To read the answer click here: What are the attendance rules if you’re sick?
8 thoughts on “What are the attendance rules if you’re sick?”
Before I even click through to Suzanne’s response, I’m going to say what I think a lot of us are thinking:
_You_ have been tracking her time for months. You.
You are a co-worker. Your are not her manager. You are not, apparently, even in the HR team.
WHat makes any of this _your_ Business?
I think it’s a good thing when my readers already know the answer before clicking!
If I were your Manager I would be asking you how much of YOUR work time are you spending spying on this co-worker! It certainly can’t be productive in any way whatsoever. It isn’t any of your business or your concern. If it effects YOUR job (extra work falling on you, etc.) then talk to your manager, or say no to this employee. If it doesn’t effect your job in any way and you only find it ‘annoying’ then you just have to ignore the small stuff and quit making such a big deal about it. Put yourself in her shoes & think of how you’d feel being sick & also having to work to make ends meet at the same time. It can happen to anybody, even you.
I think some people assume that sick people “deserve” whatever happened to them.
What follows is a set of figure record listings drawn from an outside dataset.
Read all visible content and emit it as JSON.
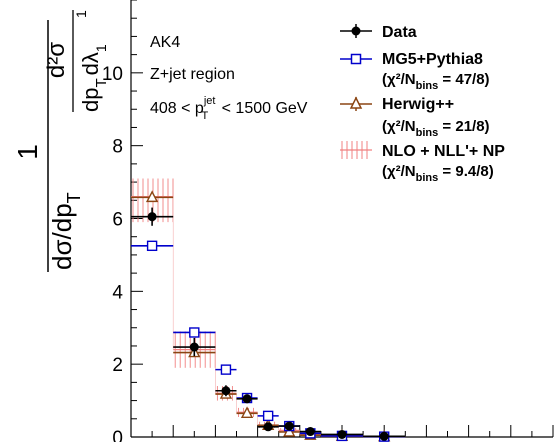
{
  "chart_data": {
    "type": "scatter",
    "ylabel_parts": {
      "numer_one": "1",
      "numer_d2sigma": "d²σ",
      "denom_left": "dσ/dp",
      "denom_left_sub": "T",
      "denom_right": "dp",
      "denom_right_sub": "T",
      "denom_right_tail": "dλ",
      "denom_right_tail_sub": "1",
      "denom_right_tail_sup": "1"
    },
    "ylim": [
      0,
      12
    ],
    "xlim": [
      0,
      1
    ],
    "yticks": [
      0,
      2,
      4,
      6,
      8,
      10
    ],
    "text_labels": {
      "algo": "AK4",
      "region": "Z+jet region",
      "cut_left": "408 < p",
      "cut_sup": "jet",
      "cut_sub": "T",
      "cut_right": " < 1500 GeV"
    },
    "legend": {
      "data": "Data",
      "mg5": "MG5+Pythia8",
      "mg5_chi": "(χ²/N",
      "mg5_chi_sub": "bins",
      "mg5_chi_val": " = 47/8)",
      "herwig": "Herwig++",
      "herwig_chi": "(χ²/N",
      "herwig_chi_sub": "bins",
      "herwig_chi_val": " = 21/8)",
      "nlo": "NLO + NLL'+ NP",
      "nlo_chi": "(χ²/N",
      "nlo_chi_sub": "bins",
      "nlo_chi_val": " = 9.4/8)"
    },
    "bins": [
      [
        0.0,
        0.1
      ],
      [
        0.1,
        0.2
      ],
      [
        0.2,
        0.25
      ],
      [
        0.25,
        0.3
      ],
      [
        0.3,
        0.35
      ],
      [
        0.35,
        0.4
      ],
      [
        0.4,
        0.45
      ],
      [
        0.45,
        0.55
      ],
      [
        0.55,
        0.65
      ]
    ],
    "series": [
      {
        "key": "data",
        "name": "Data",
        "color": "#000000",
        "marker": "circle",
        "values": [
          6.05,
          2.47,
          1.27,
          1.05,
          0.28,
          0.3,
          0.15,
          0.07,
          0.02
        ],
        "errors": [
          0.25,
          0.25,
          0.15,
          0.12,
          0.06,
          0.06,
          0.05,
          0.04,
          0.02
        ]
      },
      {
        "key": "mg5",
        "name": "MG5+Pythia8",
        "color": "#0000cc",
        "marker": "open-square",
        "values": [
          5.25,
          2.87,
          1.85,
          1.07,
          0.58,
          0.3,
          0.1,
          0.03,
          0.01
        ],
        "errors": [
          0.03,
          0.03,
          0.03,
          0.03,
          0.02,
          0.02,
          0.01,
          0.01,
          0.01
        ]
      },
      {
        "key": "herwig",
        "name": "Herwig++",
        "color": "#8b4513",
        "marker": "open-triangle",
        "values": [
          6.58,
          2.32,
          1.18,
          0.65,
          0.32,
          0.14,
          0.05,
          0.02,
          0.01
        ],
        "errors": [
          0.03,
          0.03,
          0.03,
          0.03,
          0.02,
          0.02,
          0.01,
          0.01,
          0.01
        ]
      },
      {
        "key": "nlo",
        "name": "NLO + NLL'+ NP",
        "color": "#f08080",
        "marker": "hatched-band",
        "values": [
          6.6,
          2.4,
          1.2,
          0.68,
          0.33,
          0.18,
          0.08,
          0.04,
          0.01
        ],
        "band_low": [
          5.9,
          1.9,
          1.0,
          0.55,
          0.25,
          0.12,
          0.04,
          0.02,
          0.0
        ],
        "band_high": [
          7.1,
          2.9,
          1.4,
          0.8,
          0.42,
          0.25,
          0.12,
          0.06,
          0.02
        ]
      }
    ],
    "colors": {
      "axis": "#000000",
      "data": "#000000",
      "mg5": "#0000cc",
      "herwig": "#8b4513",
      "nlo": "#f08080"
    }
  }
}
Nobody deserves that.
I can’t remember if it was on this blog or Ask A Manager where there was a story about one person complaining about a “late” coworker who was off or late all the time who never got sanctioned, and then she “complainer” showed up five minutes late one day and got her wrists slapped. The answer was that maybe the “late” coworker was actually doing her job and other than absence had no other performance issues, and maybe the “complainer” coworker got treated the way she did because she needed to be micromanaged and had other performance issues, of which attendance played a part.
I’ve had more than my fair share of coworkers who milked it due to various pathologies and I think the complainer has a right to complain if her workload is unmanageable as a result of carrying the can once a week, which the letter didn’t spell out. But not to complain about the “unfairness” of someone else’s time off.
I love it when people confuse me and AAM. To be honest, I remember the situation you mentioned above and I don’t remember whether it was me or her either.
As someone with a chronic illness this worrywart annoys me to no end. This “concerned” employee probably has no idea what it is like to live life in constant pain or fear of a flare up or other disabling part of a chronic illness taking over. I sincerely hope they never do have to know what it is like. But they have no idea about the chronically ill person’s relationship with their work is – I also have a chronic illness that precludes me from being in the office 40 hours a week some weeks. Does that mean I’m not working 40 hours? Of course not, I’m just not doing it during normal business hours in the office. If I have a doctor’s appointment I time shift my day, if I wake up and can’t function I go back to sleep and start working in the afternoon into the late evening. Please, start paying attention to your own work and stop tracking this other employee’s hours – they probably have enough on their plate without having to worry about their coworker vindictively watching their every move
I completely agree! I am 23 years old & dealing with chronic illness. In September I finally found a job I LOVED but with all that I deal with in my body i missed days due to the inability to even get out of bed. I was “let go” due to the fact that my boss thought I was “too unreliable.” It really sucks, but its a part of my life that I have to deal with.
Unless its something that YOU have to deal with , you will never know how it feels to have to juggle so much & the looks other employees give you after you’ve been sick for a few days doesn’t help at all!
Being sick was not our choice so lighten up and try to understand the situation from another perspective. and if you cant do that , just keep quiet and do YOUR JOB.